John M. Stafford, Mary Waltner-Law, and Daryl K. GrannerDagger

From the Department of Molecular Physiology and Biophysics, Vanderbilt University School of Medicine and the Nashville Veterans Administration Hospital, Nashville, Tennessee 37232

In the liver, glucocorticoids induce a 10-15-fold increase in the rate of transcription of the phosphoenolpyruvate carboxykinase (PEPCK) gene, which encodes a key gluconeogenic enzyme. This induction requires a multicomponent glucocorticoid response unit (GRU) comprised of four glucocorticoid accessory factor (AF) elements and two glucocorticoid receptor binding sites. We show that the AFs that bind the gAF1, gAF2, and gAF3 elements (hepatocyte nuclear factor [HNF]4/chicken ovalbumin upstream promoter transcription factor 1 and HNF3beta ) all interact with steroid receptor coactivator 1 (SRC1). This suggests that the AFs function in part by recruiting coactivators to the GRU. The binding of a GAL4-SRC1 chimeric protein completely restores the glucocorticoid induction that is lost when any one of these elements is replaced with a GAL4 binding site. Thus, when SRC1 is recruited directly to gAF1, gAF2, or gAF3, the requirement for the corresponding AF is bypassed. Surprisingly, glucocorticoid receptor is still required when SRC1 is recruited directly to the GAL4 site, suggesting a role for the receptor in activating SRC1 in the context of the GRU. Structural variants of GAL4-SRC1 were used to identify requirements for the basic-helix-loop-helix and histone acetyltransferase domains of SRC1, and these are specific to the region of the promoter to which the coactivator is recruited.

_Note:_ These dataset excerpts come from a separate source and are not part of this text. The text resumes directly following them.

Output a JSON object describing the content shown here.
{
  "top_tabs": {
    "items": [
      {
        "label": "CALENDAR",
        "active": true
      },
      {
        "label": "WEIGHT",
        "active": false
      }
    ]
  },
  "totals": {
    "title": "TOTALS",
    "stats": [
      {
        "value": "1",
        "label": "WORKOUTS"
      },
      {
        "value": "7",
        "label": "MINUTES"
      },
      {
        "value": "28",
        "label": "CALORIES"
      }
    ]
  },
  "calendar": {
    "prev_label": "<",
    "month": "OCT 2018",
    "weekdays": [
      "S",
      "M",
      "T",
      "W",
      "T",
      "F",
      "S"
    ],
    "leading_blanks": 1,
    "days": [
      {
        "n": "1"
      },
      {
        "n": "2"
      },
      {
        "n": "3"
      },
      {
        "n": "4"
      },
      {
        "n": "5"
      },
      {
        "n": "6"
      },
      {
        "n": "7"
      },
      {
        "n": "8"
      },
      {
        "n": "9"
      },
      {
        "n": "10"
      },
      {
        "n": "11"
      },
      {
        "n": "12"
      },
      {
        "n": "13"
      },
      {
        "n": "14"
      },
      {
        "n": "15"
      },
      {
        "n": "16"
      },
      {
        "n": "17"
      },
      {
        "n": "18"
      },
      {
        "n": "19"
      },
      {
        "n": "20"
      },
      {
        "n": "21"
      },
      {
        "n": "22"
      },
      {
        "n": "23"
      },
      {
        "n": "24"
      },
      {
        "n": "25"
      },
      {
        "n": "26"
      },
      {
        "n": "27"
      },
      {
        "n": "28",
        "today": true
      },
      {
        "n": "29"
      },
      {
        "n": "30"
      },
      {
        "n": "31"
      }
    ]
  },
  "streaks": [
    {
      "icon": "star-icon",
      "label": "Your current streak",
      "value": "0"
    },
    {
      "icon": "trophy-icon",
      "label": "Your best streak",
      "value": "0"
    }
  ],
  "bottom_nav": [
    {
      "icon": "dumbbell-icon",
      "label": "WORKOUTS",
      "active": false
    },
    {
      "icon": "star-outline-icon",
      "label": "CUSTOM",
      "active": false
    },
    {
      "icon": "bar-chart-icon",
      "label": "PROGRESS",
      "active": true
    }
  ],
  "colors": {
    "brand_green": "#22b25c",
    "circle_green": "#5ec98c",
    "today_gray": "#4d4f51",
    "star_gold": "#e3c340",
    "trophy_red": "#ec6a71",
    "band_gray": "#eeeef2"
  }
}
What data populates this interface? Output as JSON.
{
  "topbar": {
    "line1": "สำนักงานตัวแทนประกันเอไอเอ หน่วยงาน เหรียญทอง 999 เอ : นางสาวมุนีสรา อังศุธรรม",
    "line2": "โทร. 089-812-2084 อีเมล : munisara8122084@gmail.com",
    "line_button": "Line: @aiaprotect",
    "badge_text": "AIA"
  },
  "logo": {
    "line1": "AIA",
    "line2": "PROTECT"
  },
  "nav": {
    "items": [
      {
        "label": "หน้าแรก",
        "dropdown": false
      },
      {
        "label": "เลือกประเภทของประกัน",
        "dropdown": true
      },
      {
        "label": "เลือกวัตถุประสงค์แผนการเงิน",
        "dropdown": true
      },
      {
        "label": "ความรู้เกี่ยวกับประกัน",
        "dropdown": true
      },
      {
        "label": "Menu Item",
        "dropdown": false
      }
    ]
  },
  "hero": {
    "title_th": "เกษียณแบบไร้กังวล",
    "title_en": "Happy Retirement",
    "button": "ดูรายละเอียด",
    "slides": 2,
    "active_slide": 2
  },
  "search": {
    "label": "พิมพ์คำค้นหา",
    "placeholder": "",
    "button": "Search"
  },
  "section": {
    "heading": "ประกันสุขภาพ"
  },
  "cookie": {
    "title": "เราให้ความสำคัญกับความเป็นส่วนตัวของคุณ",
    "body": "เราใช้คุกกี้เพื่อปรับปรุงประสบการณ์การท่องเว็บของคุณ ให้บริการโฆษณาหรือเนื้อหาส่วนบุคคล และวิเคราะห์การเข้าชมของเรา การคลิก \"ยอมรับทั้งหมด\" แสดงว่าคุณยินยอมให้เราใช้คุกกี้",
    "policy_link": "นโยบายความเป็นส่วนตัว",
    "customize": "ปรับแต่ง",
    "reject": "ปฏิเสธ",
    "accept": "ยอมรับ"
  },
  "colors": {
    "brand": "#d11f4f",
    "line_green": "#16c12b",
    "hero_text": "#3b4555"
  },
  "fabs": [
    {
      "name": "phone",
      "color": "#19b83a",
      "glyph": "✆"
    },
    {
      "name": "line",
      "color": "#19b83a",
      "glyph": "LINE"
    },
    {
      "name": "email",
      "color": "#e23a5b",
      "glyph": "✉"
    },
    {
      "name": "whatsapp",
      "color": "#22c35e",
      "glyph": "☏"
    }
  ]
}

* This work was supported by National Institutes of Health Grants DK20593 (Vanderbilt Diabetes Research and Training Center), DK35107, and GM07347 (Vanderbilt Medical Scientist Training Program) and the Veterans Administration Research Service.The costs of publication of this article were defrayed in part by the payment of page charges. The article must therefore be hereby marked "advertisement" in accordance with 18 U.S.C. Section 1734 solely to indicate this fact.

Dagger To whom correspondence should be addressed: Dept. of Molecular Physiology and Biophysics, 707 Light Hall, Vanderbilt University School of Medicine, Nashville, TN 37232. Tel.: 615-322-7004; Fax: 615-322-7236; E-mail: daryl.granner@mcmail.vanderbilt.edu.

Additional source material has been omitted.